El Gobierno argentino ha logrado captar una cantidad considerable de dólares a través de reservas y emisiones de bonos en moneda dura, sumando un total de u$s10.430 millones hasta la fecha. A pesar de este flujo de divisas, la economía sigue mostrando signos de debilidad, con la caída real del ARCA por novena vez consecutiva y un crecimiento del empleo cada vez más inclinado hacia la informalidad.
Más dólares para el Gobierno y más aire para el tipo de cambio
El Banco Central ha logrado adquirir más de u$s7.200 millones en lo que va del año, superando el 70% de la meta anual de acumulación de reservas. Además, el Tesoro ha captado u$s3.279 millones mediante emisiones de bonos en dólares. Este flujo de divisas ha contribuido a mantener el dólar oficial en un rango de entre $1.400 y $1.470, al menos hasta mediados de año, según proyecciones de analistas financieros.
La recaudación sigue siendo un punto débil, con una caída del 3,7% en abril en comparación con el mismo mes del año anterior. Esto marca el noveno mes consecutivo de disminución en la recaudación impositiva, reflejando una economía que aún no logra recuperar impulso.

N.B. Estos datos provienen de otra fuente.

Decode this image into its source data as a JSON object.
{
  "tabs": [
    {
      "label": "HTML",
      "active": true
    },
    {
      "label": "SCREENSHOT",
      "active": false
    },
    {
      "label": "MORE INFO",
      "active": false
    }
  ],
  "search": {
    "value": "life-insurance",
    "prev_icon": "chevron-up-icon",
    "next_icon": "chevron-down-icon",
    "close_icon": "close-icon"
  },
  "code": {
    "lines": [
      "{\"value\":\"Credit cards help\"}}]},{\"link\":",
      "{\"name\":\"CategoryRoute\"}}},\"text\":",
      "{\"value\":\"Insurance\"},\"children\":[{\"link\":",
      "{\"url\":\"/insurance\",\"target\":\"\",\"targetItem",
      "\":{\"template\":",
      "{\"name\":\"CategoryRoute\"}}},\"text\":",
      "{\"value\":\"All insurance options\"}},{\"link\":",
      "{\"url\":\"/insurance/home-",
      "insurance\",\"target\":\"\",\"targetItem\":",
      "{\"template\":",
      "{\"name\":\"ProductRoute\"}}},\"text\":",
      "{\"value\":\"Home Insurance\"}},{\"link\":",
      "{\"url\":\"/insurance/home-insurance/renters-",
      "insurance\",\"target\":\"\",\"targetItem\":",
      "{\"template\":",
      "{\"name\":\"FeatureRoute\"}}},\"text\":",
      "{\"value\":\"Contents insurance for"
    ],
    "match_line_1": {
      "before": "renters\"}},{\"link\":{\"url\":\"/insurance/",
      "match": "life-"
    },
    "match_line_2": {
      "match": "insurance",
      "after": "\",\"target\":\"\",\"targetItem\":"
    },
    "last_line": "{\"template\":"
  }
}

La recaudación sigue floja, aunque el IVA dejó una señal menos mala
A pesar de la caída generalizada en la recaudación impositiva, el impuesto al valor agregado (IVA) mostró una disminución del 1% en términos reales, indicando una posible mejora en el consumo tras un período de dificultades. Sin embargo, aún no se puede hablar de una recuperación sólida en este aspecto.
El panorama laboral sigue siendo preocupante, con una pérdida de 185.000 empleos asalariados privados y 72.000 en el sector público entre fines de 2023 y fines de 2025. La informalidad laboral ha ido en aumento, con 5,8 millones de personas trabajando en la economía informal y un aumento de 146.000 adherentes al monotributo.
El trabajo que crece no compensa la caída del empleo formal
Esta tendencia se refleja claramente en sectores como el delivery y la gastronomía casera, donde el empleo informal ha ganado terreno como una respuesta de emergencia a la caída del empleo formal. A pesar de la creciente oferta de empleo en estos sectores, los ingresos promedio siguen siendo inferiores a los de empleos formales en restaurantes u hoteles establecidos.
En resumen, a pesar de la entrada de más dólares al país y la estabilidad del mercado cambiario, la verdadera prueba sigue siendo lograr que esta mejora se refleje en un aumento del consumo y en la creación de empleo de calidad.
Al analizar la situación económica actual, queda claro que si bien hay aspectos positivos como la captación de dólares por parte del Gobierno, la debilidad en la recaudación y la informalidad laboral son desafíos que aún persisten. Es fundamental que las medidas económicas se enfoquen en impulsar el consumo y generar empleo formal para lograr una verdadera recuperación económica a largo plazo.